Finance firms’ claim to be ‘saving the world’ was a mistake, says City veteran | Financial sector

Pension funds and corporate investors made a “big mistake ve and Douglas Fint, the outgoing president of the Aberdeen Group, exaggerated their roles in environmental, social and government (ESG) problems to promote their products.
Flint, who has recently presided on the fund manager who has recently been re -branded since 2019, said that “ridiculous exaggerated claims” was made by some companies, and that their work is “not really about investing money: we are just cheerful good people and the world.
Flint, which also chaired HSBC between 2010-2017, said to a City of London Net Zero conference on Monday that these allegations may be excessive, especially in the United States.
“Our sector made a bigger mistake. This was a marketing issue: Let’s say that we have saved the world, we save the planet,” he said.
Legal risks have increased in recent months after a serious decrease in supporting ESG problems in the United States. Health activists and politicians aimed at supporting financial companies to support climate policies strengthened by policy makers who forced them to revitalize in oil and gas production under Trump.

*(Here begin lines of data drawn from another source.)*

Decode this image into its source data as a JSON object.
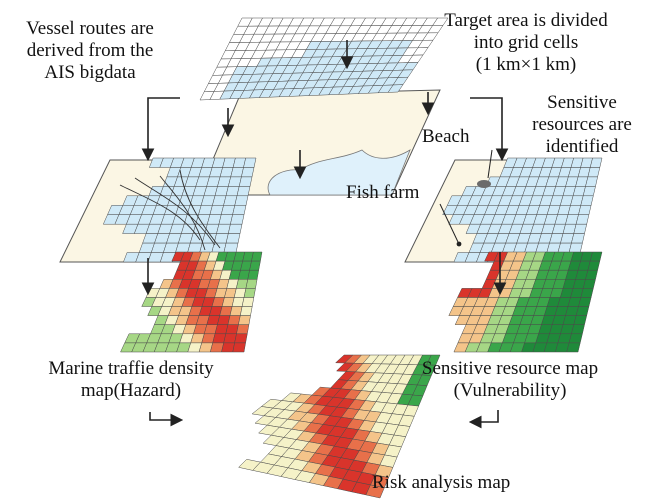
{
  "labels": {
    "vessel_routes": [
      "Vessel routes are",
      "derived from the",
      "AIS bigdata"
    ],
    "target_area": [
      "Target area is divided",
      "into grid cells",
      "(1 km×1 km)"
    ],
    "sensitive_resources": [
      "Sensitive",
      "resources are",
      "identified"
    ],
    "beach": "Beach",
    "fish_farm": "Fish farm",
    "traffic_map": [
      "Marine traffie density",
      "map(Hazard)"
    ],
    "resource_map": [
      "Sensitive resource map",
      "(Vulnerability)"
    ],
    "risk_map": "Risk analysis map"
  },
  "colors": {
    "grid_line": "#4a4a4a",
    "grid_cell_blue": "#cfe9f7",
    "land": "#fbf6e4",
    "sea": "#dff1fb",
    "high": "#d9342b",
    "medium_high": "#e8704a",
    "medium": "#f4c48a",
    "low": "#f5f2c8",
    "low_green": "#a6d785",
    "green": "#3aa64a",
    "dark_green": "#1f8a3a",
    "arrow": "#222222"
  }
}
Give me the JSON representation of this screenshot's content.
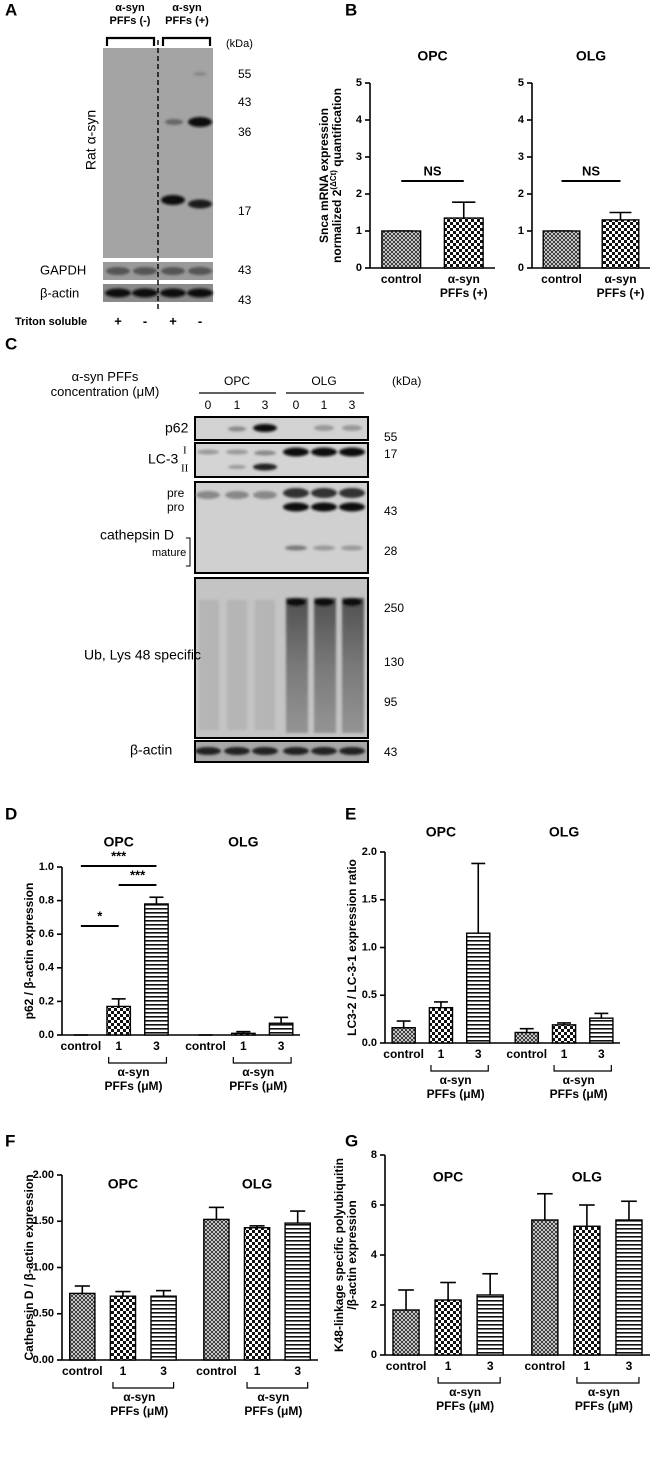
{
  "panel_labels": [
    "A",
    "B",
    "C",
    "D",
    "E",
    "F",
    "G"
  ],
  "blot_a": {
    "lanes_header": [
      "α-syn PFFs (-)",
      "α-syn PFFs (+)"
    ],
    "unit": "(kDa)",
    "markers": [
      "55",
      "43",
      "36",
      "17"
    ],
    "blot_label": "Rat α-syn",
    "loading": [
      "GAPDH",
      "β-actin"
    ],
    "loading_markers": [
      "43",
      "43"
    ],
    "fraction": "Triton soluble",
    "fraction_signs": [
      "+",
      "-",
      "+",
      "-"
    ]
  },
  "blot_c": {
    "treatment": "α-syn PFFs concentration (μM)",
    "groups": [
      "OPC",
      "OLG"
    ],
    "lanes": [
      "0",
      "1",
      "3",
      "0",
      "1",
      "3"
    ],
    "unit": "(kDa)",
    "rows": [
      "p62",
      "LC-3",
      "cathepsin D",
      "Ub, Lys 48 specific",
      "β-actin"
    ],
    "lc3_forms": [
      "I",
      "II"
    ],
    "cathepsin_forms": [
      "pre",
      "pro",
      "mature"
    ],
    "markers": [
      "55",
      "17",
      "43",
      "28",
      "250",
      "130",
      "95",
      "43"
    ]
  },
  "chart_data": [
    {
      "type": "bar",
      "title": "OPC",
      "ylabel": [
        "Snca mRNA expression",
        [
          "normalized 2",
          "(ΔCt)",
          " quantification"
        ]
      ],
      "categories": [
        "control",
        "α-syn PFFs (+)"
      ],
      "values": [
        1,
        1.35
      ],
      "errors": [
        0,
        0.43
      ],
      "patterns": [
        "crosshatch",
        "checker"
      ],
      "ylim": [
        0,
        5
      ],
      "yticks": [
        0,
        1,
        2,
        3,
        4,
        5
      ],
      "annotations": [
        "NS"
      ]
    },
    {
      "type": "bar",
      "title": "OLG",
      "categories": [
        "control",
        "α-syn PFFs (+)"
      ],
      "values": [
        1,
        1.3
      ],
      "errors": [
        0,
        0.2
      ],
      "patterns": [
        "crosshatch",
        "checker"
      ],
      "ylim": [
        0,
        5
      ],
      "yticks": [
        0,
        1,
        2,
        3,
        4,
        5
      ],
      "annotations": [
        "NS"
      ]
    },
    {
      "type": "bar",
      "groups": [
        "OPC",
        "OLG"
      ],
      "ylabel": [
        "p62 / β-actin expression"
      ],
      "categories": [
        "control",
        "1",
        "3",
        "control",
        "1",
        "3"
      ],
      "values": [
        0,
        0.17,
        0.78,
        0,
        0.01,
        0.07
      ],
      "errors": [
        0,
        0.045,
        0.04,
        0,
        0.01,
        0.035
      ],
      "patterns": [
        "crosshatch",
        "checker",
        "hlines",
        "crosshatch",
        "checker",
        "hlines"
      ],
      "group_label": "α-syn PFFs (μM)",
      "ylim": [
        0,
        1.0
      ],
      "yticks": [
        {
          "value": 0,
          "label": "0.0"
        },
        0.2,
        0.4,
        0.6,
        0.8,
        {
          "value": 1.0,
          "label": "1.0"
        }
      ],
      "annotations": [
        "*",
        "***",
        "***"
      ]
    },
    {
      "type": "bar",
      "groups": [
        "OPC",
        "OLG"
      ],
      "ylabel": [
        "LC3-2 / LC-3-1 expression ratio"
      ],
      "categories": [
        "control",
        "1",
        "3",
        "control",
        "1",
        "3"
      ],
      "values": [
        0.16,
        0.37,
        1.15,
        0.11,
        0.19,
        0.26
      ],
      "errors": [
        0.07,
        0.06,
        0.73,
        0.04,
        0.02,
        0.05
      ],
      "patterns": [
        "crosshatch",
        "checker",
        "hlines",
        "crosshatch",
        "checker",
        "hlines"
      ],
      "group_label": "α-syn PFFs (μM)",
      "ylim": [
        0,
        2.0
      ],
      "yticks": [
        {
          "value": 0,
          "label": "0.0"
        },
        0.5,
        {
          "value": 1.0,
          "label": "1.0"
        },
        1.5,
        {
          "value": 2.0,
          "label": "2.0"
        }
      ]
    },
    {
      "type": "bar",
      "groups": [
        "OPC",
        "OLG"
      ],
      "ylabel": [
        "Cathepsin D / β-actin expression"
      ],
      "categories": [
        "control",
        "1",
        "3",
        "control",
        "1",
        "3"
      ],
      "values": [
        0.72,
        0.69,
        0.69,
        1.52,
        1.43,
        1.48
      ],
      "errors": [
        0.08,
        0.05,
        0.06,
        0.13,
        0.02,
        0.13
      ],
      "patterns": [
        "crosshatch",
        "checker",
        "hlines",
        "crosshatch",
        "checker",
        "hlines"
      ],
      "group_label": "α-syn PFFs (μM)",
      "ylim": [
        0,
        2.0
      ],
      "yticks": [
        {
          "value": 0,
          "label": "0.00"
        },
        {
          "value": 0.5,
          "label": "0.50"
        },
        {
          "value": 1.0,
          "label": "1.00"
        },
        {
          "value": 1.5,
          "label": "1.50"
        },
        {
          "value": 2.0,
          "label": "2.00"
        }
      ]
    },
    {
      "type": "bar",
      "groups": [
        "OPC",
        "OLG"
      ],
      "ylabel": [
        "K48-linkage specific polyubiquitin",
        "/β-actin expression"
      ],
      "categories": [
        "control",
        "1",
        "3",
        "control",
        "1",
        "3"
      ],
      "values": [
        1.8,
        2.2,
        2.4,
        5.4,
        5.15,
        5.4
      ],
      "errors": [
        0.8,
        0.7,
        0.85,
        1.05,
        0.85,
        0.75
      ],
      "patterns": [
        "crosshatch",
        "checker",
        "hlines",
        "crosshatch",
        "checker",
        "hlines"
      ],
      "group_label": "α-syn PFFs (μM)",
      "ylim": [
        0,
        8
      ],
      "yticks": [
        0,
        2,
        4,
        6,
        8
      ]
    }
  ]
}
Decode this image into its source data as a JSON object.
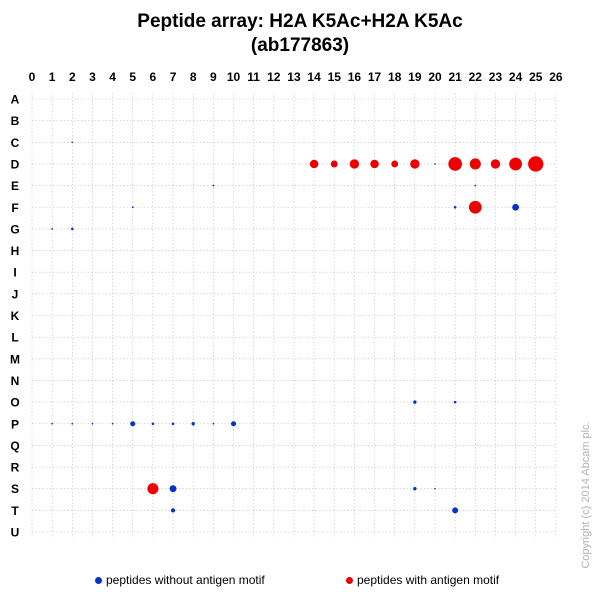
{
  "title": {
    "line1": "Peptide array:  H2A  K5Ac+H2A  K5Ac",
    "line2": "(ab177863)"
  },
  "legend": {
    "without_motif": "peptides without antigen motif",
    "with_motif": "peptides with antigen motif"
  },
  "copyright": "Copyright (c) 2014 Abcam plc.",
  "colors": {
    "without_motif": "#0033cc",
    "with_motif": "#ee0000",
    "grid": "#bfbfbf"
  },
  "chart_data": {
    "type": "scatter",
    "title": "Peptide array:  H2A  K5Ac+H2A  K5Ac (ab177863)",
    "x_ticks": [
      0,
      1,
      2,
      3,
      4,
      5,
      6,
      7,
      8,
      9,
      10,
      11,
      12,
      13,
      14,
      15,
      16,
      17,
      18,
      19,
      20,
      21,
      22,
      23,
      24,
      25,
      26
    ],
    "y_ticks": [
      "A",
      "B",
      "C",
      "D",
      "E",
      "F",
      "G",
      "H",
      "I",
      "J",
      "K",
      "L",
      "M",
      "N",
      "O",
      "P",
      "Q",
      "R",
      "S",
      "T",
      "U"
    ],
    "x_axis_position": "top",
    "grid": true,
    "legend_position": "bottom",
    "series": [
      {
        "name": "peptides without antigen motif",
        "color": "#0033cc",
        "points": [
          {
            "col": 2,
            "row": "C",
            "signal": 1
          },
          {
            "col": 20,
            "row": "D",
            "signal": 1
          },
          {
            "col": 9,
            "row": "E",
            "signal": 1
          },
          {
            "col": 5,
            "row": "F",
            "signal": 1
          },
          {
            "col": 21,
            "row": "F",
            "signal": 1.5
          },
          {
            "col": 24,
            "row": "F",
            "signal": 4
          },
          {
            "col": 1,
            "row": "G",
            "signal": 1
          },
          {
            "col": 2,
            "row": "G",
            "signal": 1.5
          },
          {
            "col": 19,
            "row": "O",
            "signal": 2
          },
          {
            "col": 21,
            "row": "O",
            "signal": 1.5
          },
          {
            "col": 1,
            "row": "P",
            "signal": 1
          },
          {
            "col": 2,
            "row": "P",
            "signal": 1
          },
          {
            "col": 3,
            "row": "P",
            "signal": 1
          },
          {
            "col": 4,
            "row": "P",
            "signal": 1
          },
          {
            "col": 5,
            "row": "P",
            "signal": 3
          },
          {
            "col": 6,
            "row": "P",
            "signal": 1.5
          },
          {
            "col": 7,
            "row": "P",
            "signal": 1.5
          },
          {
            "col": 8,
            "row": "P",
            "signal": 2
          },
          {
            "col": 9,
            "row": "P",
            "signal": 1
          },
          {
            "col": 10,
            "row": "P",
            "signal": 3
          },
          {
            "col": 7,
            "row": "S",
            "signal": 4
          },
          {
            "col": 19,
            "row": "S",
            "signal": 2
          },
          {
            "col": 20,
            "row": "S",
            "signal": 1
          },
          {
            "col": 7,
            "row": "T",
            "signal": 2.5
          },
          {
            "col": 21,
            "row": "T",
            "signal": 3.5
          }
        ]
      },
      {
        "name": "peptides with antigen motif",
        "color": "#ee0000",
        "points": [
          {
            "col": 14,
            "row": "D",
            "signal": 5
          },
          {
            "col": 15,
            "row": "D",
            "signal": 4
          },
          {
            "col": 16,
            "row": "D",
            "signal": 5.5
          },
          {
            "col": 17,
            "row": "D",
            "signal": 5
          },
          {
            "col": 18,
            "row": "D",
            "signal": 4
          },
          {
            "col": 19,
            "row": "D",
            "signal": 5.5
          },
          {
            "col": 21,
            "row": "D",
            "signal": 8
          },
          {
            "col": 22,
            "row": "D",
            "signal": 6.5
          },
          {
            "col": 23,
            "row": "D",
            "signal": 5.5
          },
          {
            "col": 24,
            "row": "D",
            "signal": 7.5
          },
          {
            "col": 25,
            "row": "D",
            "signal": 9
          },
          {
            "col": 22,
            "row": "E",
            "signal": 1
          },
          {
            "col": 22,
            "row": "F",
            "signal": 7.5
          },
          {
            "col": 6,
            "row": "S",
            "signal": 6.5
          }
        ]
      }
    ]
  }
}
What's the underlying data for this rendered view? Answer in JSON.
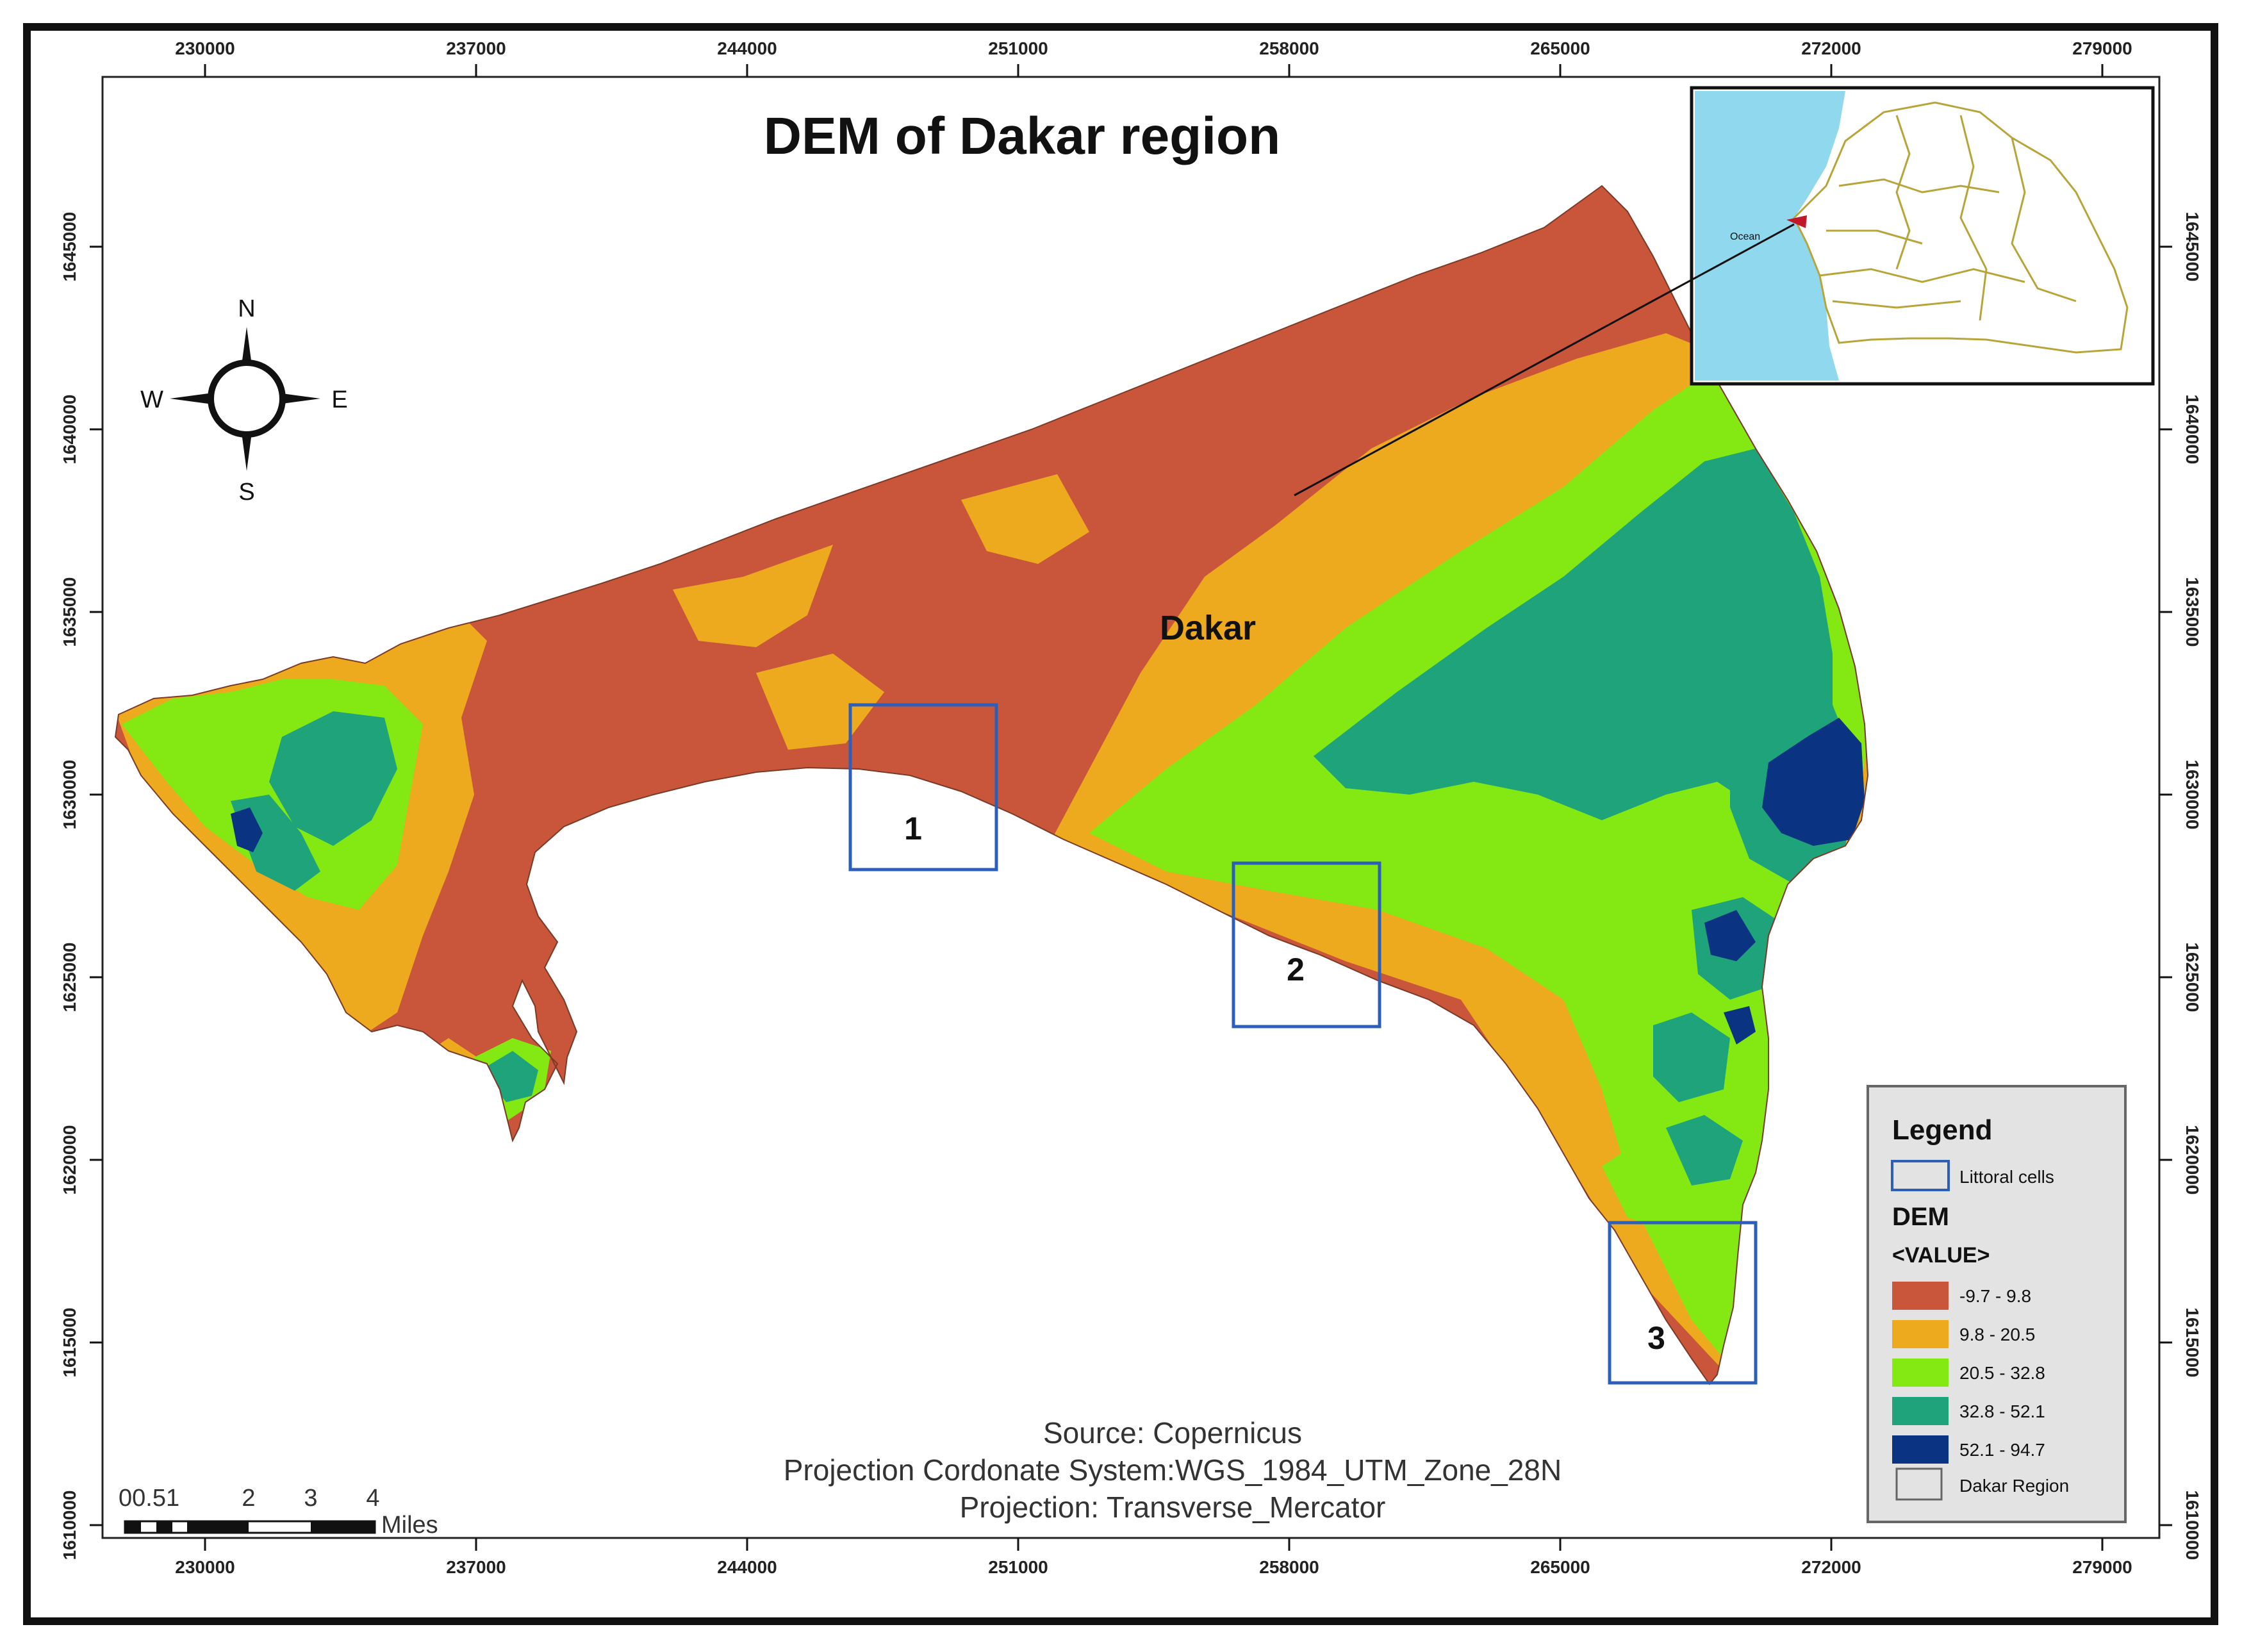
{
  "map": {
    "title": "DEM of Dakar region",
    "place_label": "Dakar",
    "source_lines": [
      "Source: Copernicus",
      "Projection Cordonate System:WGS_1984_UTM_Zone_28N",
      "Projection: Transverse_Mercator"
    ],
    "x_ticks": [
      "230000",
      "237000",
      "244000",
      "251000",
      "258000",
      "265000",
      "272000",
      "279000"
    ],
    "y_ticks": [
      "1645000",
      "1640000",
      "1635000",
      "1630000",
      "1625000",
      "1620000",
      "1615000",
      "1610000"
    ],
    "littoral_cells": [
      "1",
      "2",
      "3"
    ],
    "compass": {
      "n": "N",
      "s": "S",
      "e": "E",
      "w": "W"
    },
    "scale_bar": {
      "numbers": [
        "0",
        "0.5",
        "1",
        "2",
        "3",
        "4"
      ],
      "number_text": "00.51",
      "unit": "Miles"
    },
    "inset_label": "Ocean"
  },
  "legend": {
    "title": "Legend",
    "littoral_label": "Littoral cells",
    "dem_title": "DEM",
    "value_title": "<VALUE>",
    "classes": [
      {
        "label": "-9.7 - 9.8",
        "color": "#c9563a"
      },
      {
        "label": "9.8 - 20.5",
        "color": "#eeaa1f"
      },
      {
        "label": "20.5 - 32.8",
        "color": "#84e812"
      },
      {
        "label": "32.8 - 52.1",
        "color": "#1ea37b"
      },
      {
        "label": "52.1 - 94.7",
        "color": "#0a3482"
      }
    ],
    "region_label": "Dakar Region"
  },
  "colors": {
    "ocean": "#8fd8ee",
    "cell_outline": "#2e5fb8",
    "frame": "#111111",
    "region_outline": "#b7a53a"
  }
}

ESG Backlash frightened some companies, worried that they could be targeted by cases and that they could harm US business. Even before Trump took office in November, Texas added Natwest to a company list accused of boycotting the oil industry with a movement that threatens the British bank’s business with the US state.
For others, ESG Backlash gave the opportunity to scrape the international green initiatives, which some bosses claim to make their jobs less competitive. High -profile investors, including Blackrock and State Street, canceled membership in voluntary plans such as Climate Action 100+ group in recent months.
Although US companies pioneered the accusation of lowering ESG commitments, they have fears that British investors can follow the case, that is, there will be less pressure to reduce carbon footprints on the companies where they hold stocks.
This can be combined to enable the Labor Party’s Manifesto pledge to adopt the “reliable” climatic transition plans in line with the promise of limiting the FTSE 100 companies of the FTSE 100 companies, the banks of the city, the asset managers, the insurance companies and the pension funds – in the global temperatures of the Paris Agreement – to the global temperatures.
Last week, a advisory on these rules showed less meticulous rules as part of the government’s urge to cut bureaucracy and compliance costs. One of the options taken into consideration means that the government does not require an organization to have a separate transition plan or to set its climate targets for a particular climate target ”.
After the bulletin promotion
“The environment and climate remain on the planet, not the effect of the environment and the climate on the planet, but the effect on the work profits, Mark “Considering the lack of clarity in its climatic plans, this will lead to more return to businesses’ commitments to climate action, although the United States and elsewhere.”
Last week, Energy Safety and Net Zero spokesman said the government was determined to make Britain the world’s sustainable financial capital.
“The consultation we have started is looking for stakeholders’ views on a series of approaches to transition plans, including climate harmony, as part of our commitment to fully proposing the manifesto commitment.”